Beberapa ekor kodok sedang bersiap panjat pinang. Di atas sana
sudah tergantung hadiah impiannya. Beberapa kodok lainnya mencemooh dengan
alasan, kodok ini tidak mungkin bisa mendaki pinang yang licin. Berbagai cara
tentu tak akan bisa dicapai oleh si kodok. Si kodok tetap memanjat, tak
menggubris apapun kata orang. Sampai akhirnya ia sampai ke atas dan berhasil
mengambil hadiah yang diinginkan. Kodok tak mendengar apapun yang dikatakan
oleh teman-temannya, kodok tak mendengar. Karena dia tuli.
*
“Inti dari
kisah ini yang bisa kita jadikan pelajaran, seberapa pedihpun kata-kata orang,
jangan dengarkan. Setiap usaha yang kita lakukan tentunya ada hasil, asal kita
yakin dengan kemampuan kita. Kalau kodok ini tidak tuli, mungkin nasibnya akan
sama dengan kodok-kodok lainnya. Tidak memanjat pinang dan merebut hadiahnya.

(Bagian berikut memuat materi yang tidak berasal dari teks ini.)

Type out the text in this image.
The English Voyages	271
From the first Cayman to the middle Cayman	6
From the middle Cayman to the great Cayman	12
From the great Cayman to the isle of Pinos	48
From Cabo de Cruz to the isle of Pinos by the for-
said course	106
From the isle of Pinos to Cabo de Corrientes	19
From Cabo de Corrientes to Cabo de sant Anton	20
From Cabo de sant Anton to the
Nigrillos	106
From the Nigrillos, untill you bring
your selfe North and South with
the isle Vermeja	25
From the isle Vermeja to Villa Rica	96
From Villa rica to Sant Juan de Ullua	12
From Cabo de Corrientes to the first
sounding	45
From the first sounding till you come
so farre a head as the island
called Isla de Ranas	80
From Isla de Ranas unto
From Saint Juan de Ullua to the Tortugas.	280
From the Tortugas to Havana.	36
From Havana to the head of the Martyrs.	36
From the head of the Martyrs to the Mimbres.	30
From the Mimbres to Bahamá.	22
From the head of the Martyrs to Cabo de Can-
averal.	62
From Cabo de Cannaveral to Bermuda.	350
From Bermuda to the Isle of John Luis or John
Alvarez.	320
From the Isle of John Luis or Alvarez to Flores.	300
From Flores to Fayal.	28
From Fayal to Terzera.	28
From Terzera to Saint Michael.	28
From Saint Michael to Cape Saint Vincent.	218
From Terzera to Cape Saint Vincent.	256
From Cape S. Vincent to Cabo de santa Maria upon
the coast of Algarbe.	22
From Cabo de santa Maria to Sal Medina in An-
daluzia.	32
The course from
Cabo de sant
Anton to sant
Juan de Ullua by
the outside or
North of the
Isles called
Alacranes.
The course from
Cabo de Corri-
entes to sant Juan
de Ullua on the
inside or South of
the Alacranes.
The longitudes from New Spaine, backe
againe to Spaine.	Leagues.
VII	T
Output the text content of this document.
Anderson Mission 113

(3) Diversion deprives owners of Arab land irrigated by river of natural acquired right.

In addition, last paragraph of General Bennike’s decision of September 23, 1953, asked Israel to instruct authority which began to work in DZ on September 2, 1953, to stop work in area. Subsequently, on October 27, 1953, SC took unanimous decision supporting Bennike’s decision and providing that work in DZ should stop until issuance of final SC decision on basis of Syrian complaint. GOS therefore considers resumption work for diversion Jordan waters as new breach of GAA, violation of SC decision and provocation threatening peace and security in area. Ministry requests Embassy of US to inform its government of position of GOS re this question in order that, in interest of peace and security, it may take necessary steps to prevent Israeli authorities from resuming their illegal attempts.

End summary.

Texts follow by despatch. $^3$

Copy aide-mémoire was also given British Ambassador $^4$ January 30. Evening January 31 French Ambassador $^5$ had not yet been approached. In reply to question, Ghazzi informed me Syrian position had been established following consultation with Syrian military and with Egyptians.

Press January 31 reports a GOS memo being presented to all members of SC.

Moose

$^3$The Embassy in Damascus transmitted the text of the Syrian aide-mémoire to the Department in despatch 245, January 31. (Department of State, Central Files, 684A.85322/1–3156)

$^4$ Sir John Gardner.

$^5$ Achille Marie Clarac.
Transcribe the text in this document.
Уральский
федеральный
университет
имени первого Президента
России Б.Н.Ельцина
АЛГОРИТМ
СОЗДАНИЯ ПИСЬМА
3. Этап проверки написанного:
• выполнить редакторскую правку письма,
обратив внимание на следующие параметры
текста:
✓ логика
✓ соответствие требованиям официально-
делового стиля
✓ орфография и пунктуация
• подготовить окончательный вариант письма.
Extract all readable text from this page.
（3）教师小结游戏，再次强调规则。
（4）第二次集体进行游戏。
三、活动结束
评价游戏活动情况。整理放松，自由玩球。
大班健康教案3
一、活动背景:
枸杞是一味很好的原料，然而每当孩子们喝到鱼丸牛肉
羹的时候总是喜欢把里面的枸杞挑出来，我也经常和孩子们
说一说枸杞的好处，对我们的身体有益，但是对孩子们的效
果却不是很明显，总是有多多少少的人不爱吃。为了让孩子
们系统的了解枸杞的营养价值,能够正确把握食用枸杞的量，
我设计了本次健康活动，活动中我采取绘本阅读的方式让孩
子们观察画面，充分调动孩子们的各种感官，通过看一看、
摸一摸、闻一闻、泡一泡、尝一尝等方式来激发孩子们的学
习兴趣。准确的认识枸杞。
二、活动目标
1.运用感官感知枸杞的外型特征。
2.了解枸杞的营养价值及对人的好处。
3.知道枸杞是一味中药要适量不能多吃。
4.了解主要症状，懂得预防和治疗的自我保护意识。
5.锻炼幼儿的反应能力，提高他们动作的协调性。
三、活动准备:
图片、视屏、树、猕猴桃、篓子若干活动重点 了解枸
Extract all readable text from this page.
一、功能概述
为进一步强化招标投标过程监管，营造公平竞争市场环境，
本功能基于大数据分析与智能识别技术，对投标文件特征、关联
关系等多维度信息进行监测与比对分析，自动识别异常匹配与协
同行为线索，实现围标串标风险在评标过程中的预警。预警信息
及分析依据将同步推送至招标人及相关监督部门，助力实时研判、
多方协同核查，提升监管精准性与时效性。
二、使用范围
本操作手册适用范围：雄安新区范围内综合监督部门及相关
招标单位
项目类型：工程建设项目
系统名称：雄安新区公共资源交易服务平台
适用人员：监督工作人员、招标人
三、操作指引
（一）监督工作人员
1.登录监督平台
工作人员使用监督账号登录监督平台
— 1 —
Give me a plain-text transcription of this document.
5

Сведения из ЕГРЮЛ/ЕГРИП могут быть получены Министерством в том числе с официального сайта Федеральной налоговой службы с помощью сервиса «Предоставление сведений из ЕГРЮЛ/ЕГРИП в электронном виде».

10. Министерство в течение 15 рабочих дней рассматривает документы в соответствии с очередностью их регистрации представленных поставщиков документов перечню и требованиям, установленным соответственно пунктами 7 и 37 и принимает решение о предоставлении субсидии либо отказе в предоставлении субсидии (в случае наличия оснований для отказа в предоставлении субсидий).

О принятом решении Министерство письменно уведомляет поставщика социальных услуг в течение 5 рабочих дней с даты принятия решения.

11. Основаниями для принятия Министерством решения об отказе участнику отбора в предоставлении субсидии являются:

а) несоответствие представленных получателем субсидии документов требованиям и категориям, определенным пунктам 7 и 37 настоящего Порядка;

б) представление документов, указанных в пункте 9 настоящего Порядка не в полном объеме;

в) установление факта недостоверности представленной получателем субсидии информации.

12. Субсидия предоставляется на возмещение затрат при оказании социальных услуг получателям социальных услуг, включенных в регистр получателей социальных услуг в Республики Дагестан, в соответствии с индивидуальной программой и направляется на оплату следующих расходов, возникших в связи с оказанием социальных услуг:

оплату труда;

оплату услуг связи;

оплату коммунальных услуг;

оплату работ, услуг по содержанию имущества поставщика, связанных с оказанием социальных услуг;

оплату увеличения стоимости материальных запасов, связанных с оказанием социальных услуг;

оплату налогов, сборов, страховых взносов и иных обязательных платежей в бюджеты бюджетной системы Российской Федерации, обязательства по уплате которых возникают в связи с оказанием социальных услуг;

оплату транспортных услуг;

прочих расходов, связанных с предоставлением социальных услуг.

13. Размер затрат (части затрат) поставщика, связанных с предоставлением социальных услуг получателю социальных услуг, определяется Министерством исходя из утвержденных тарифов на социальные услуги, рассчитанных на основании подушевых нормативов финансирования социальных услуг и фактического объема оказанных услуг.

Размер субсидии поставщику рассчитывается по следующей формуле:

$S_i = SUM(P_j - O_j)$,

Tapi kodok tuli ini tak mendengar. Makanya ia mendapat apa yang diinginkannya”
Kata teman saya di sebuah ruang perkuliahan.
Saya
terkejut. Benar apa yang dikatakannya.
Beberapa
kali saya bertemu dengan teman-teman. Duduk di
suatu tempat sambil cemilan yang tak bisa dikatagorikan murah atau
mahal. Tapi cukup sulit juga mengeluarkan karena kondisi keuangan sedang kere.
Bagi orang yang berpenghasilan belum tetap pastinya merasakan hal ini.
Kebanyakan
jika sudah bertemu akan membahas alur kehidupan yang mulai surut atau
pertentangan pola pikir bersama teman dekat. Cerita-cerita mereka seperti ter-scan di memori saya. Ada kesamaan,
kalaupun tidak sama pasti ada relevansinya sedikit dengan alur kehidupan saya.
Saya pernah
merasa seperti bangau terbang rendah. Tidak mendapat apapun dan merasa nasib
paling menyedihkan.
Saat itu
saya berpikir sayalah manusia yang paling malang sedunia. Semua yang dikatakan
orang tentang sulitnya mencari kerja di Aceh saya benarkan. Saya bahkan pernah
dimarahi oleh adik kos saya yang baru selesai kuliah dan mengatakan kalau saya tidak
realistis menghadapi kenyataan hidup. Kalau saya boleh berkata jujur, selama
ini saya merasakan kesulitan-kesulitan itu. tapi bukan lantas saya berdiam diri
dengan apa yang dikatakan orang.
Setiap
lowongan yang dibuka, saya mengajukan lamaran. Meskipun selama ini untuk
kriterian pekerjaan lokal saya selalu ditawarkan untuk mengerjakannya. Saya
pernah melamar di IFES, sebuah lembaga internasional. Saat itu semua
teman-teman yang mengajukan lamaran dan saya kenal tak ada yang dipanggil
sampai tahap wawancara. Saya lolos di tahap wawancara, tapi malang di bagian
kemampuan menulis berita dan analisis di bagian bahasa Inggris. Waktu itu saya
melamar di bagian analisis berita yang umumnya memakai bahasa inggris semuanya.
Tidak bisa
tidak.
Saya tidak
lolos dan mendapat email sebulan kemudian. Mereka mengatakan tidak bisa
menerima saya karena bahasa inggris dan kualifikasi akhir saya sedikit
mengecewakan. Saya terima dengan lapang dada.
Seperti
biasanya, saya selalu jatuh ketika tahap wawancara. Saya berpikir apa salah
saya. namun hanya berpikir saja tidak cukup. Justru penolakan itu harus menjadi
cambuk untuk belajar bahasa inggris.
Saat saya
menginnjakkan kaki ke negeri tirai bamboo, saya mendapatkan banyak novel bahasa
inggris yang tidak dijual di Indonesia. Semangat empat lima saya menghabiskan
uang sebanyak 100 yuan untuk buku-buku itu. Hasilnya? Saya memang lebih pede
untuk belajar dan menulis dalam bahasa Inggris.
Nah, di kelas SPU saat kisah kodok mengalir dari
teman sekelas saya, kami kemudian bersama-sama saling memotivasi untuk belajar
bahasa Inggris. tak ada yang tak mungkin untuk kebaikan ataupun keburukan.
Semuanya butuh waktu untuk membuktikan.